A Craftsman Bungalow
There is a cluster of bungalow homes near Vilas Park, a near-westside neighborhood in Madison, Wisconsin. These bungalows, built in the Craftsman Style tradition, were the work of one of the early female architects, Cora Cadwallader Tuttle. Tuttle learned carpentry from her father, design from her mother, and drafting in college. Though she grew up in rural Dane County, Cora moved to Texas with her husband, children and nephew in 1904. Following an unsuccessful business venture on a rice plantation and the death of her husband, she and her three sons joined her sister’s family who had settled in Prescott, Arizona. There she was introduced to the craftsman-style homes under construction in the Prescott area. She returned to Madison in 1908 when her son began studies at UW.

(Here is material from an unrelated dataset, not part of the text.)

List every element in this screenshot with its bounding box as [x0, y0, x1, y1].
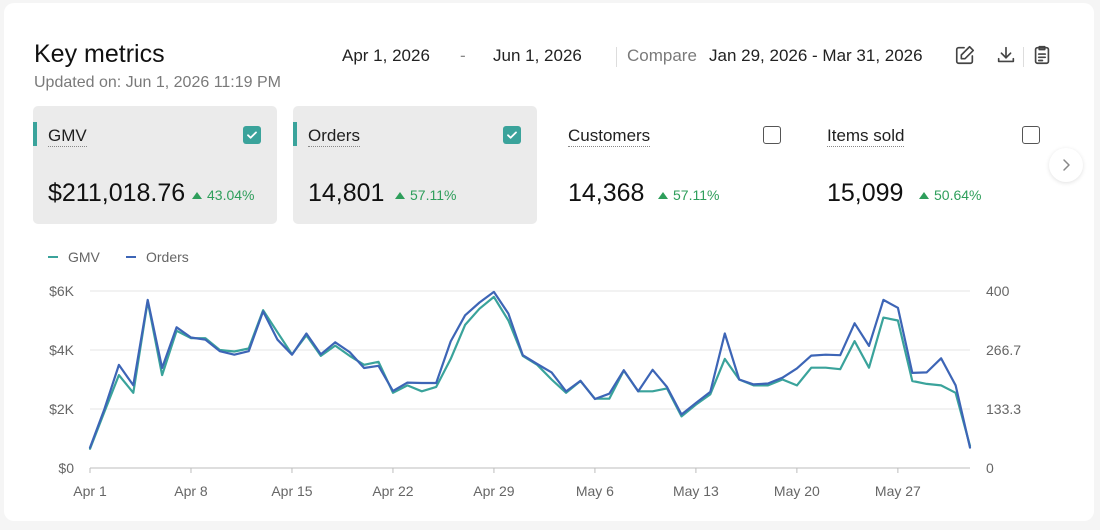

Cora bought a lot in the new Vilas Park area, and designed and built a home patterned after the Prescott Craftsmans. She attracted a favorable following and eventually designed a total of 5 homes in the area. Cora Tuttle was the only woman architect to design and build in the Madison area prior to WWI.

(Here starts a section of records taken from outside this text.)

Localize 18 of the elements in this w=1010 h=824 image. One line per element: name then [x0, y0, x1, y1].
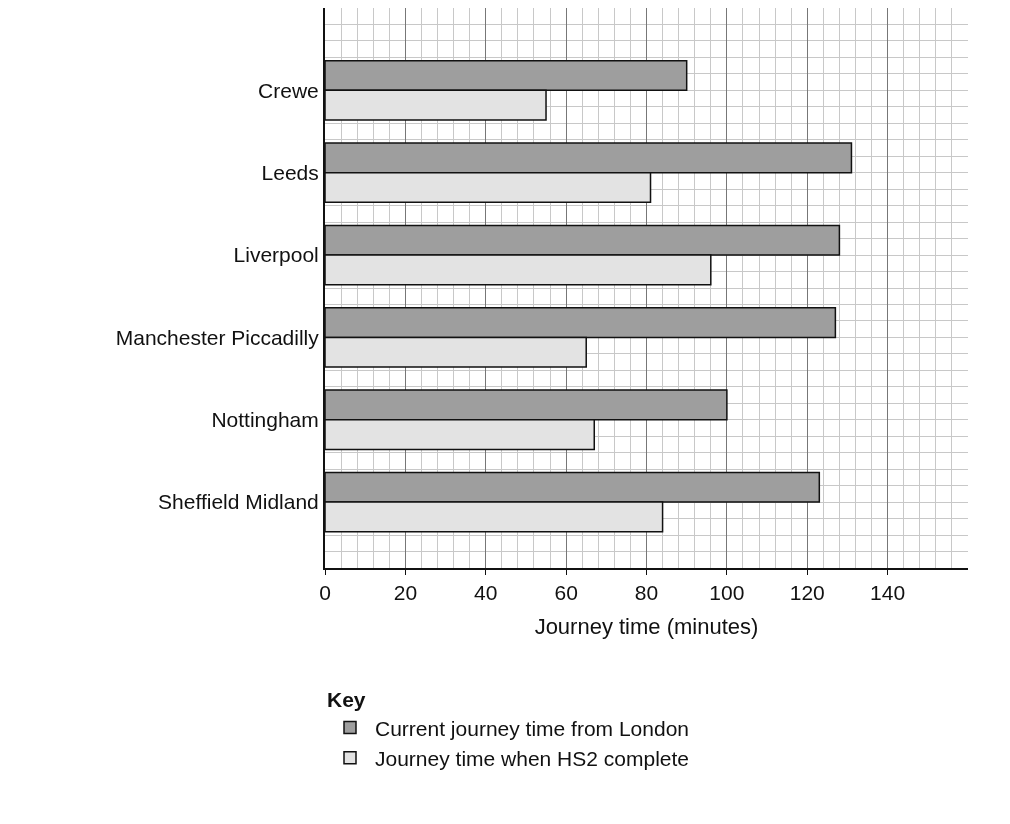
y-tick-label: Sheffield Midland [158, 490, 319, 514]
x-tick-label: 60 [554, 581, 578, 605]
x-tick-label: 100 [709, 581, 745, 605]
x-tick-label: 40 [474, 581, 498, 605]
legend-label: Journey time when HS2 complete [375, 746, 689, 770]
legend-label: Current journey time from London [375, 716, 689, 740]
y-tick-label: Liverpool [233, 243, 319, 267]
y-tick-label: Leeds [261, 161, 319, 185]
x-tick-label: 20 [393, 581, 418, 605]
y-tick-label: Manchester Piccadilly [115, 325, 320, 349]
y-tick-label: Crewe [258, 78, 319, 102]
x-tick-label: 120 [789, 581, 825, 605]
x-tick-label: 140 [870, 581, 906, 605]
y-tick-label: Nottingham [211, 408, 319, 432]
legend-title: Key [327, 688, 366, 712]
x-tick-label: 0 [319, 581, 331, 605]
x-axis-title: Journey time (minutes) [534, 613, 759, 639]
x-tick-label: 80 [634, 581, 659, 605]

This home, the Eugene C. Smith House, was built in 1911. A one and a half story home, it shares many characteristics with the other Tuttle bungalows. Small details were changed in each house to give the feeling of individuality, but the basic parts of the homes are quite similar. The Smith home has a side entrance into the living room. The dining room opens from the living room, and has an entrance to the kitchen. Upstairs, there are three bedrooms and a bathroom. The recent owners have updated the rear of the home, adding a large deck for outdoor living space, but maintaining the architectural style.
The Tuttle bungalows are a part of the Wingra Park National Register Historic District.